Le livre de mes quinze ans

Le Livre de mes quinze ans

Musiciens, comédiens, poètes, romanciers, journalistes, peintres, hommes et femmes de radio ou de télévision... Dans chaque numéro de Lire au collège, deux personnalités acceptent d'interroger les souvenirs de leurs 10, 12 ou 15 ans pour répondre à la question : quel est le premier livre qui a compté pour vous, celui qui plus que tous les autres a marqué votre enfance ou votre adolescence ?

Lucie Cariès

Plutôt qu'un seul, trois ou quatre titres me viennent presque immédiatement à l'esprit, et je serais bien incapable d'en choisir un seul parmi ceux-là. Des livres qui ont contribué à me construire, à ma perception de la réalité du monde.

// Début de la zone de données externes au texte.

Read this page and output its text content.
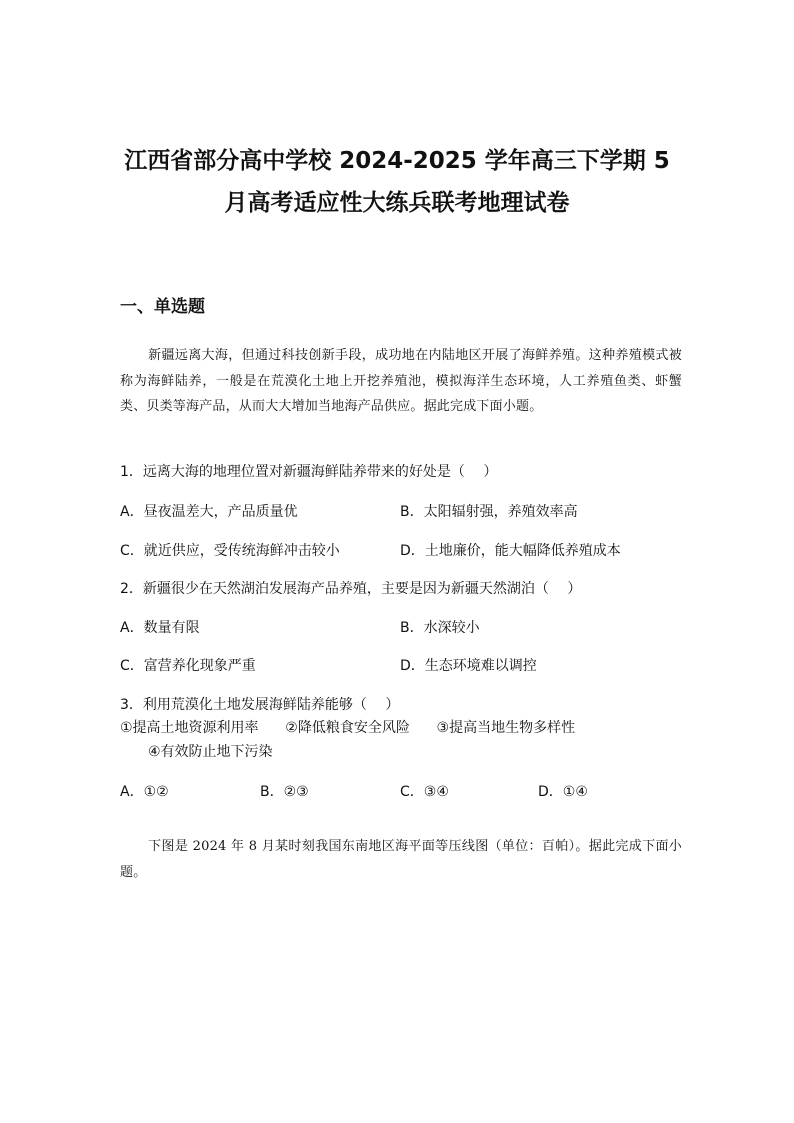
江西省部分高中学校 2024-2025 学年高三下学期 5
月高考适应性大练兵联考地理试卷
一、单选题
新疆远离大海，但通过科技创新手段，成功地在内陆地区开展了海鲜养殖。这种养殖模式被称为海鲜陆养，一般是在荒漠化土地上开挖养殖池，模拟海洋生态环境，人工养殖鱼类、虾蟹类、贝类等海产品，从而大大增加当地海产品供应。据此完成下面小题。
1．远离大海的地理位置对新疆海鲜陆养带来的好处是（　 ）
A．昼夜温差大，产品质量优	B．太阳辐射强，养殖效率高
C．就近供应，受传统海鲜冲击较小	D．土地廉价，能大幅降低养殖成本
2．新疆很少在天然湖泊发展海产品养殖，主要是因为新疆天然湖泊（　 ）
A．数量有限	B．水深较小
C．富营养化现象严重	D．生态环境难以调控
3．利用荒漠化土地发展海鲜陆养能够（　 ）
①提高土地资源利用率 ②降低粮食安全风险 ③提高当地生物多样性
④有效防止地下污染
A．①②	B．②③	C．③④	D．①④
下图是 2024 年 8 月某时刻我国东南地区海平面等压线图（单位：百帕）。据此完成下面小题。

Le premier, c'est " Autant en emporte le vent " que j'ai lu vers douze ans. C'est le premier film que j'avais vu au cinéma - à trois ans - et en version originale. J'ai passé tout le film sur les genoux de mon père, qui me lisait les sous-titres en simultané. Les spectateurs derrière nous ont dû particulièrement apprécier... Bref, je connais ce film " plan par plan " depuis toujours. Un jour, je décide de lire le livre, simplement parce que le film ne passait pas en salle à ce moment-là et que les magnétoscopes étaient encore rarissimes. Donc, l'envie de me replonger dans " Autant en emporte le vent ", sans en espérer plus que ce que je connaissais par coeur. Et là, surprise ! Je découvre que le film n'est qu'un digest du livre, que les personnages sont en réalité plus denses, plus ambivalents. Je comprend, en lisant ce livre, qu'on en dira toujours plus en quelques lignes qu'avec des images. C'est en tout cas ce que je perçois du haut de mes 12 ans.

Et puis, il y a ce couple qui ne communique pas. J'ai le souvenir aigu du moment où l'héroïne est prise d'un terrible fièvre. Elle veut appeler son mari à son chevet mais elle n'ose pas. Tandis que lui n'attend que ça. C'est donc avec ce roman - somme toute assez mal écrit - que je découvre que la non - communication peut être fatale à un couple. La tout jeune fille que je suis alors, en est frappée.

Quelques mois plus tard, je découvre " Les Thibault ". Non contente de tomber amoureuse de tous les héros du livre, je découvre en vrac la notion d'engagement, la citoyenneté, le libre-arbitre, le fossé entre la vie des individus et ce qui est décidé à l'échelle des nations pour les populations. Tout cela se mêle, dans mon souvenir, à la lecture des " Chemins de la Liberté ". Il faudrait peut-être aujourd'hui que je relise l'un et l'autre. J'arrive à un âge (36 ans) où je suis partagée entre la tentation de relire certaines oeuvres qui m'ont marquée, et l'envie de découvrir la foultitude d'oeuvres encore inconnues.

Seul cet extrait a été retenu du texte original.